Deambulando pelo palco à caça de uma presa, viu-a uma vez, e mais tarde, outra, sempre parada nalgum canto. Alta e esbelta. Não muito bonita. Ficou-lhe na retina.
Tarde da madrugada, estacou num dos lados do corredor para ver melhor as beldades que iam entrando e saindo. Não é que a vê a sair! Daí a puxá-la para si foi um passo.

- Olá, gira! Que linda que tu és!
- Obrigada!
- Não tem de quê!
- Não te importas de dizer-me o teu nome?
- Binta.
- E tu, como te chamas?
- Babadjema.
- Prazer.
- O prazer é todo meu.
- Não, não pode ser só teu.
Ao que riram com gosto.
- Adoraria ser teu amigo.
- Já somos.
- Já agora, o teu número de moba, se não te importas...
- antes dá-me o teu.

Dias volvidos, viu um toque no telélé.
Telefonou. E quem é que havia de ser?!
Era ela, a Binta dos seus sonhos.
"Céus! Abençada seja!" - Disse para os seus botões.
Trocaram algumas palavras triviais, como seria de esperar.
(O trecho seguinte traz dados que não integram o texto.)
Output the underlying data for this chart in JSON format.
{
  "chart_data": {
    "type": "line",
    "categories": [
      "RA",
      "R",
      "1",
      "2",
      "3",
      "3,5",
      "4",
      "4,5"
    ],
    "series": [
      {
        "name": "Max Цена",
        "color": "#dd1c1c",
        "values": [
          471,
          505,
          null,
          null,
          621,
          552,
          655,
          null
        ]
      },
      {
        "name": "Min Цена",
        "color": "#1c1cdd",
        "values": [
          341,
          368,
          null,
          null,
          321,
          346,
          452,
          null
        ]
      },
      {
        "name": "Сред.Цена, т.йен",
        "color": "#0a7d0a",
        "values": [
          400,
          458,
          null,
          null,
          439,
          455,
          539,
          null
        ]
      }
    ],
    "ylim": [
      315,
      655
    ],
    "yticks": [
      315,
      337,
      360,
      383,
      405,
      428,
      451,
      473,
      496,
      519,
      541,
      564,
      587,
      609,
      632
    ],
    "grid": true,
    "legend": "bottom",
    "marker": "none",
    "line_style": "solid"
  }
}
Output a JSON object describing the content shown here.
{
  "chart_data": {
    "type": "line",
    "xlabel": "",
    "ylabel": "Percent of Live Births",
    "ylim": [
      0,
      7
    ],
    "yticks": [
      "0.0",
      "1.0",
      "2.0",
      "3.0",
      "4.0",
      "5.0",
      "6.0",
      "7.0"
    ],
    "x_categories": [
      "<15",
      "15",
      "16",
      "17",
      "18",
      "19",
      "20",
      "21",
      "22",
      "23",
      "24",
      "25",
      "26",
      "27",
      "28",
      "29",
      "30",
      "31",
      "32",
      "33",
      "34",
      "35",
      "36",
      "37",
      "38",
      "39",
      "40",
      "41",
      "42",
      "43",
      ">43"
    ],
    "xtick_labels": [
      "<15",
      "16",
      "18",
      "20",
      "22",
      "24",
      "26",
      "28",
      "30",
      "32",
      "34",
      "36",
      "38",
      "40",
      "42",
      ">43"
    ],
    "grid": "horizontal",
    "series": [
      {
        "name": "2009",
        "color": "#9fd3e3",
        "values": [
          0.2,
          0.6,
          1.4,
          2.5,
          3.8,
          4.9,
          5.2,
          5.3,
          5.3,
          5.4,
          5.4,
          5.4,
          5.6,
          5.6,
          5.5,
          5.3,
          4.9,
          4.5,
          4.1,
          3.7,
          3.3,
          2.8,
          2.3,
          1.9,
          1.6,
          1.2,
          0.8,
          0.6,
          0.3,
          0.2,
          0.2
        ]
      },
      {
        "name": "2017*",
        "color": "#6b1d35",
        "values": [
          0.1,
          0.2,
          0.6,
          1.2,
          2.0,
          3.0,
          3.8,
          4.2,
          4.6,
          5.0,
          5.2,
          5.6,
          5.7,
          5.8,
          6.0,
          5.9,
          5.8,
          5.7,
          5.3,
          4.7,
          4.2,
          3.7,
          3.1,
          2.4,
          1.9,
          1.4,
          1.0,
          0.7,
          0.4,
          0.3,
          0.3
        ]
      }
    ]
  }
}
Voltou à carga dias depois, dessa feita para lhe convidar para o templo. Babadjema disse-lhe que ia ver.
Nesse dia, que era sabado, aí pelas 21 horas, contactou-a para combinarem. Ela disse-lhe que não tinha um chavo para apanhar táxi.
Tranquilizou-a, tendo prometido ir apanhá-la, desde que aparecesse sem amiga - virou moda em Bissau convidar uma e aparecerem, como de uma geração espontânea, muitas, tesas que nem uma criança de peito.
O encontro ficou para às 23 horas (não fosse pagar a tarifa das 24 horas), numa das "entradas" de Bairro Militar. Contava com a sua pontualidade.
Pouco antes da hora marcada, chegou ao local. Escusado será dizer que ficou estupefacto pela curta distância que separa esse local da discoteca. "Por que carga de água é que ela não se propôs ir a pé, poupando-me, assim, os míseros francos cfa de que disponho?!" disse de si para si.
Ligou. Ainda não estava a postos. Que aguardasse, que ia calçar-se.
Esperou, esperou "hoje e amanhã". Nada.
Às tantas, vislumbrou no escuro, duas badjudas. Pensou que fosse ela e uma amiga. Escondeu-se o mais que pôde, não fosse descoberto da espionagem a que, num repente, se viu forçado.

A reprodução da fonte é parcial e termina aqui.